After multiple ownerships and half a year of legal battles over who or what company should rightfully own it, the 2017 Ford GT first bought by pro wrestler John Cena went to auction over the weekend in Monterey, California. It sold for $1.435 million, or nearly $1 million more than Cena originally paid for it.
The car went through several owners before auction, despite Ford’s customer agreement barring the people chosen to buy the cars from reselling them for two years. Cena sold his to a dealer less than a month after he got it, and the car ended up at a dealer called New Autos Inc. in California. New Autos Inc. then delivered the car to a wealthy local farmer who preferred not to be named.
New Autos Inc. later became the defendant in one of Ford’s two known lawsuits over the car—the other, of course, being Cena. Ford filed both in November 2017 and both ended in June, with Cena making a charity payment as settlement and the settlement with New Autos Inc. not disclosed. The Cena lawsuit focused on Cena breaking the customer agreement, and the lawsuit against New Autos Inc. hinged on Ford’s belief that the dealer knew about the agreement.
The “farmer,” who’s 78, had the GT for nearly a year before back problems kept him from getting in and out of it easily, so he called New Autos Inc. back up to discuss selling options. He didn’t need to sell it financially, as New Autos Inc. president Bernie Knaus told Jalopnik over the phone before the auction, but he’s not the kind of person who wants a car to sit around.
“He’s a guy who thinks, ‘Hey, this car should be driven. It shouldn’t be sitting there. That’s not what it was built for,’” Knaus said.

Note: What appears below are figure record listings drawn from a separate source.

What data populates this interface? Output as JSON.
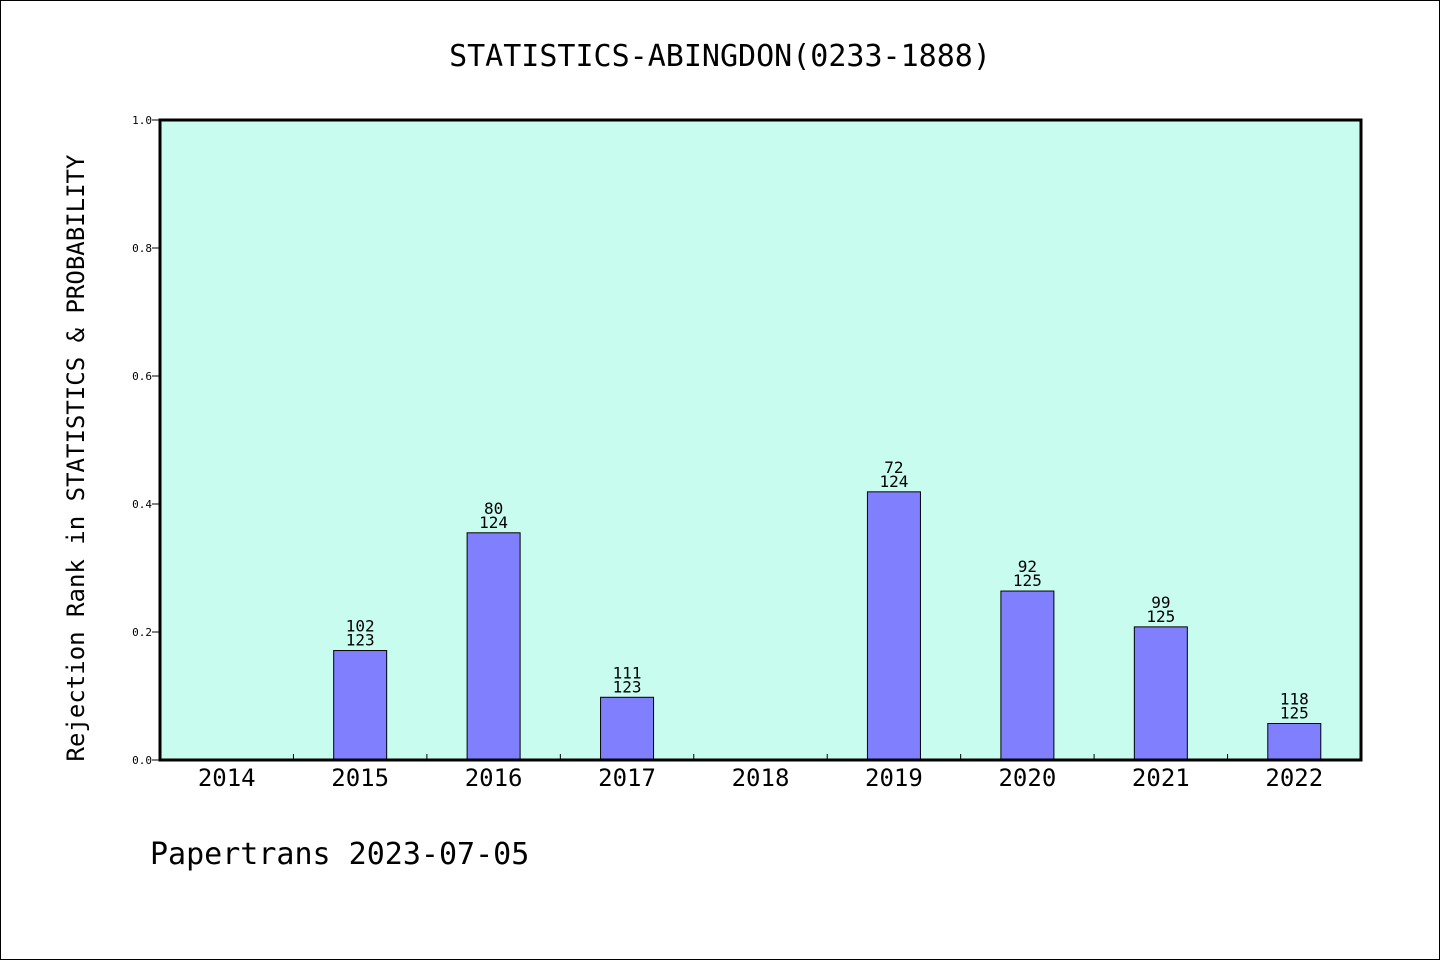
{
  "chart_data": {
    "type": "bar",
    "title": "STATISTICS-ABINGDON(0233-1888)",
    "ylabel": "Rejection Rank in STATISTICS & PROBABILITY",
    "xlabel": "",
    "categories": [
      "2014",
      "2015",
      "2016",
      "2017",
      "2018",
      "2019",
      "2020",
      "2021",
      "2022"
    ],
    "values": [
      null,
      0.171,
      0.355,
      0.098,
      null,
      0.419,
      0.264,
      0.208,
      0.057
    ],
    "ranks": [
      null,
      "102",
      "80",
      "111",
      null,
      "72",
      "92",
      "99",
      "118"
    ],
    "totals": [
      null,
      "123",
      "124",
      "123",
      null,
      "124",
      "125",
      "125",
      "125"
    ],
    "ylim": [
      0,
      1.0
    ],
    "yticks": [
      "0.0",
      "0.2",
      "0.4",
      "0.6",
      "0.8",
      "1.0"
    ],
    "grid": false,
    "colors": {
      "plot_background": "#c8fcee",
      "bar": "#8080ff"
    }
  },
  "footer": "Papertrans 2023-07-05"
}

Just two months after the two lawsuits ended, the GT showed up at Monterey Car Week last week in the hands of New Autos Inc.—the company that had just settled its legal trouble over selling the car in the first place.
Knaus told Jalopnik the GT eventually sold for $1.435 million at a Russo and Steele auction on Saturday, and Automotive News has video of the sale here. That’s a chunk less than the nearly $1.7 million a GT at Mecum went for earlier this summer, which Mecum is still in a lawsuit with Ford over, but it’s more than triple the $460,000 Cena paid for it. It sold with about 625 miles on the odometer, Knaus told Jalopnik, compared to the 30 it had when he got it.
(The silver Ford GT is listed at Mecum again, not long after its last sale.)
Both Cena and New Autos Inc.’s settlements with Ford were “dismissed with prejudice,” which means, legally, that “the plaintiff can’t bring this same case back to court.” That, to Knaus, meant this car was now free to pass through the used market like almost any other vehicle, and he told Jalopnik he didn’t regret getting his customer the car in the first place.
“I don’t feel bad about getting him a car on the secondary market, because by doing that, I felt like we righted a wrong,” Knaus said, adding that the farmer runs his entire, large operation with Ford trucks and personally owns a 2005 GT. “We got that car in the right hands for the man who deserved it, and he even had to pay a premium for that.
“In the end, I think the right thing happened by having a settlement agreement which has this car completely unencumbered. It’s back to where it should have been in the first place. All Ford GTs should be unencumbered, not just this car.”
That’s exactly the line the auction opened up with in the video from Automotive News—the first unencumbered Ford GT, ready to sell, presumably, free of any legal repercussions.
“It’s really important for us, because it was a long-fought battle to make sure that this car is unencumbered by any past, present or future lawsuits from Ford,” Knaus said. “We had to go through heck to get there.”